I want to thank my former supervisor Prof. Liguo Han for your guidance and patience. Thank you for giving me the opportunity to study in Sweden.

How could I forget my other friends I met in Uppsala: Shunguo Wang, Lichuan Wu, Le Gao, Fusheng Yu, Fan Zheng, Jianliang Wang, Haizhou Wang, Chunling Shan, Liang Tian, Caihong Xiu, Keqiang Guo, Wen Huang, Mingzhi Jiao, Lebing Gong, Zhibing Yang, Zhina Liu, Hongling Deng, Peng He, Peng Yi, Lanyun Miao, Yonghe Sun, Qin Peng, Lei Liu, Liren Jiang, Liguo Wang, Fengping Yang, Lin Shi, Jingyang Zhang, Elias Broman and John Lööf Green. Thank you all for dinners, trips and happy memories.

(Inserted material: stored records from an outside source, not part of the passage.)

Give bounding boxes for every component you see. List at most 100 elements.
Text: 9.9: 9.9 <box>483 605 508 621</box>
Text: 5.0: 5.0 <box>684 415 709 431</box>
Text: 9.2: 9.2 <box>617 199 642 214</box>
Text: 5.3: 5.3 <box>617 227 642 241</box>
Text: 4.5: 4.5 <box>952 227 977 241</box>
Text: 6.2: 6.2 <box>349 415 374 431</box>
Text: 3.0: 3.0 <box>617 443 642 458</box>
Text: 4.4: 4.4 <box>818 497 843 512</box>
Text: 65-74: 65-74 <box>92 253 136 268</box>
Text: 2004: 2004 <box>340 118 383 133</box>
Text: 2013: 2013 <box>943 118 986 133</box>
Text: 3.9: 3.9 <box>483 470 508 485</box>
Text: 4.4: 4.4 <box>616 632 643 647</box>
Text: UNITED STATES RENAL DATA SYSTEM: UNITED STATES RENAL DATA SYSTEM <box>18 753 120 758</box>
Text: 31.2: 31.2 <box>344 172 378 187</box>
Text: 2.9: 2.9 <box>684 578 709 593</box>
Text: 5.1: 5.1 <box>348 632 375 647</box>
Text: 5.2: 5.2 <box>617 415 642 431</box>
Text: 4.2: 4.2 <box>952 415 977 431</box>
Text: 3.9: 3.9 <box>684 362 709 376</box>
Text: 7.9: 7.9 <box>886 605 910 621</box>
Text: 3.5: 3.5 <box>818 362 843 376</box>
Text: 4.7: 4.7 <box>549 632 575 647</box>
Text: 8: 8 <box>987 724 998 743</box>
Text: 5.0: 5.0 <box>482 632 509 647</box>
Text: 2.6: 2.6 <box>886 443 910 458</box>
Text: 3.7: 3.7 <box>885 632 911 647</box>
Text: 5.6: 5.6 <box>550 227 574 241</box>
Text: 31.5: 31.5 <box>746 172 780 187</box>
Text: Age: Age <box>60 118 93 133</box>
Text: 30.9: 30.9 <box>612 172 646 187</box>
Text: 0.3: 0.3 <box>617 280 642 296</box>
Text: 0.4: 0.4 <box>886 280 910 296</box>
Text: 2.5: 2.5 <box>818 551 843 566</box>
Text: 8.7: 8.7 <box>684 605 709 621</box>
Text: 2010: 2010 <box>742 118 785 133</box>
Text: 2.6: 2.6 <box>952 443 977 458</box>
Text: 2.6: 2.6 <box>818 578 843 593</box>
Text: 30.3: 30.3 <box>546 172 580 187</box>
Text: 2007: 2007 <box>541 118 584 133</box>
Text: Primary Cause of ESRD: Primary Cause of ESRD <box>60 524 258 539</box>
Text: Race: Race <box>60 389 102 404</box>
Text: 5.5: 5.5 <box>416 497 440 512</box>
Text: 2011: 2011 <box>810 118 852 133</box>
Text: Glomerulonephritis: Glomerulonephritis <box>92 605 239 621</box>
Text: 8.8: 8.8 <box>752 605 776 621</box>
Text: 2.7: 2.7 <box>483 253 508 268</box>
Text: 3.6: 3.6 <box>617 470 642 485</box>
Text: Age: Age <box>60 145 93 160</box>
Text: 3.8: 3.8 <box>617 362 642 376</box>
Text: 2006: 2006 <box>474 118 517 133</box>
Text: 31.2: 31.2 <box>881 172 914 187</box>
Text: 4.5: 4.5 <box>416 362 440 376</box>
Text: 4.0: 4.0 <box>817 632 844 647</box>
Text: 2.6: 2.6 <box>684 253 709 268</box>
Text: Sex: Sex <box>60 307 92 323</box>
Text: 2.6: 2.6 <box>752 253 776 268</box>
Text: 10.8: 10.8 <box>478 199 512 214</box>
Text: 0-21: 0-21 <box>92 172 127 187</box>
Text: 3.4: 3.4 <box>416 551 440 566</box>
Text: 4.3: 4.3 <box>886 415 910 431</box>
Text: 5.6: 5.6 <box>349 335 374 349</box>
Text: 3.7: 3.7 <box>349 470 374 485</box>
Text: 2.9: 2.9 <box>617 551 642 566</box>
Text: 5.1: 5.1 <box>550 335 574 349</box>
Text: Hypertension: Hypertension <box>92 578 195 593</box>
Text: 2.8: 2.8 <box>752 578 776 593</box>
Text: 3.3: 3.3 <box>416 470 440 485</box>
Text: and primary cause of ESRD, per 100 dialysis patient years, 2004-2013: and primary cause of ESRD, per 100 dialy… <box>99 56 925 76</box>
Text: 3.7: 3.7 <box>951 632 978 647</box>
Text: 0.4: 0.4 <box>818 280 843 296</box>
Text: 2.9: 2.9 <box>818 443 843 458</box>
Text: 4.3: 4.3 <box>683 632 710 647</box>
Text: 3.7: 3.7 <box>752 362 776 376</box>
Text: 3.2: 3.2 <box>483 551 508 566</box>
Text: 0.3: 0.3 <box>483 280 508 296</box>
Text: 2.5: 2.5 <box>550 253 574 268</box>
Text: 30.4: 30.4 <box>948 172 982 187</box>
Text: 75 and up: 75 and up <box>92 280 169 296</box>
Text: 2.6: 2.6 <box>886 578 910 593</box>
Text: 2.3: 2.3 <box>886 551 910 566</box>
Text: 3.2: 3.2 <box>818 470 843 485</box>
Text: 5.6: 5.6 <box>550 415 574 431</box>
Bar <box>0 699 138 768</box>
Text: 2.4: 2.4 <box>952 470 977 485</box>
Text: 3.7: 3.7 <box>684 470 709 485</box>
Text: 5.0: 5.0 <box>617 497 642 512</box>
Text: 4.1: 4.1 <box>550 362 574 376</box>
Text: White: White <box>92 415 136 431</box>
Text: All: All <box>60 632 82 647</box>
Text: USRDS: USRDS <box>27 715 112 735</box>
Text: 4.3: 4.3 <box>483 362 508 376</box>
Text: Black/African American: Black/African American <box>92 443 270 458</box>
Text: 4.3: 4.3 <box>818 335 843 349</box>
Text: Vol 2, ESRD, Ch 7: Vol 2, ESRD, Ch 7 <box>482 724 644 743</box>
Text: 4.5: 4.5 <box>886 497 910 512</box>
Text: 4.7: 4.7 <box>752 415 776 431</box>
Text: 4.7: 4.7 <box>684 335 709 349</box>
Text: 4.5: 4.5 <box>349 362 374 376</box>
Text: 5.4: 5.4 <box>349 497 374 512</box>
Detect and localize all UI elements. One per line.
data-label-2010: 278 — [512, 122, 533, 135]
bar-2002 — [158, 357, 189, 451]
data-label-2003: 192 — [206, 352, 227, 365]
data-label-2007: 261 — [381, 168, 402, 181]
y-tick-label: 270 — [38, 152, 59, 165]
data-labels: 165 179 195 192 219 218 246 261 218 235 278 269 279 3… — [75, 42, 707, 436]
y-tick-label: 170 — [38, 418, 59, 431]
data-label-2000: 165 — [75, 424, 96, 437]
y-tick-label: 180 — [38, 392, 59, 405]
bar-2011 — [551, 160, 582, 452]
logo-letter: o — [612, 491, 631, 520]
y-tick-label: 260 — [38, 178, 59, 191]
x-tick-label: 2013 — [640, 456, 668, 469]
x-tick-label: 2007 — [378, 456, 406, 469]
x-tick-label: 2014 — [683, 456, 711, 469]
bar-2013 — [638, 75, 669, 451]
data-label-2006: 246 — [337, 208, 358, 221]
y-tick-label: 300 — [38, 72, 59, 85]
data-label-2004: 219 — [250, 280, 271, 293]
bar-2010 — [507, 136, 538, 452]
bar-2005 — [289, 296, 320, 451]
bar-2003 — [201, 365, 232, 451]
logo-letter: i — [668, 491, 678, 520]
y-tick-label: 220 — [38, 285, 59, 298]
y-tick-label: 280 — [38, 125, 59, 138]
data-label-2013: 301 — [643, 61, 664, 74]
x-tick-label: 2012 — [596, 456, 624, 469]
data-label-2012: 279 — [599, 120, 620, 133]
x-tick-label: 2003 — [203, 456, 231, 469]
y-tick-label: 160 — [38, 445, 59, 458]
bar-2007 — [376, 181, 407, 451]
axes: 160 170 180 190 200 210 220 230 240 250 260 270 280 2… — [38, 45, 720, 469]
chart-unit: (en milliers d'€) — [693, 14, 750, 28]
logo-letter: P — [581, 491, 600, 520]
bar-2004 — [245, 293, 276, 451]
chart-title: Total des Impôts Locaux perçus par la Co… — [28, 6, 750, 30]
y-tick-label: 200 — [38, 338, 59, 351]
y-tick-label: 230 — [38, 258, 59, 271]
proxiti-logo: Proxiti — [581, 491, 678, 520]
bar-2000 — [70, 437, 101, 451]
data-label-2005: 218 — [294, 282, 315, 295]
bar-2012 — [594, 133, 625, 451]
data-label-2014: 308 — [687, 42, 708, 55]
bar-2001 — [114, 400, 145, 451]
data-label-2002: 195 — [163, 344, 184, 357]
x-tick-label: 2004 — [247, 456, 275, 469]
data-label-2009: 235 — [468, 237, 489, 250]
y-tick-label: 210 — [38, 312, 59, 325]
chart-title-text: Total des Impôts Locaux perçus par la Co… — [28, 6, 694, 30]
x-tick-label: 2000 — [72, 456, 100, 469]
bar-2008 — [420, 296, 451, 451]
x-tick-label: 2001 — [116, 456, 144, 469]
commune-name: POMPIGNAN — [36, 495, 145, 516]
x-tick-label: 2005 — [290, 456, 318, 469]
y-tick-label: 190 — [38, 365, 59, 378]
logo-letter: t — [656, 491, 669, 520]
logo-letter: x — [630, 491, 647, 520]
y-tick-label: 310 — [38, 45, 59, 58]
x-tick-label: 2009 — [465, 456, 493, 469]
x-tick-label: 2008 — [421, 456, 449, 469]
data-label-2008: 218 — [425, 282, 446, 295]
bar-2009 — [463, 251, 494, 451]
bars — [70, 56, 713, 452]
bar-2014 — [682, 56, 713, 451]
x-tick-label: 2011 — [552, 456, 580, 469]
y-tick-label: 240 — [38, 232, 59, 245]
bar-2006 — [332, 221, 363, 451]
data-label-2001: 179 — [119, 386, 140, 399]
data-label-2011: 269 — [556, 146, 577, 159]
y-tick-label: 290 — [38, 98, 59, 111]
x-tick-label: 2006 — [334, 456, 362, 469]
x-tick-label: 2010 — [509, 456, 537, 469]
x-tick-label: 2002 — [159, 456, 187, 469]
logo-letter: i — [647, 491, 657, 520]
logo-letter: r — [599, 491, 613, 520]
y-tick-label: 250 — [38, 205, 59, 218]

The China Scholarship Council (CSC) is acknowledged for providing a scholarship for my PhD study. Sederholm, Nordic travel scholarship, Liljewalch travel scholarship, Wallenberg Foundation, IPGP (Institut de Physique du Globe de Paris) PhD Grant and EAGE Travel Grant are acknowledged for financial support.

Last but not least, I would like to give special thanks to my family Kewen Huang, Xiaoxia He, Cheng Huang, Qian Gao and Na Xiu. Without your constant love and support, I would never be where I am today. Thank you Na for standing beside me throughout my PhD. You has been my motivation and inspiration for moving forward. Having you with me is my biggest hap-piness for my whole life.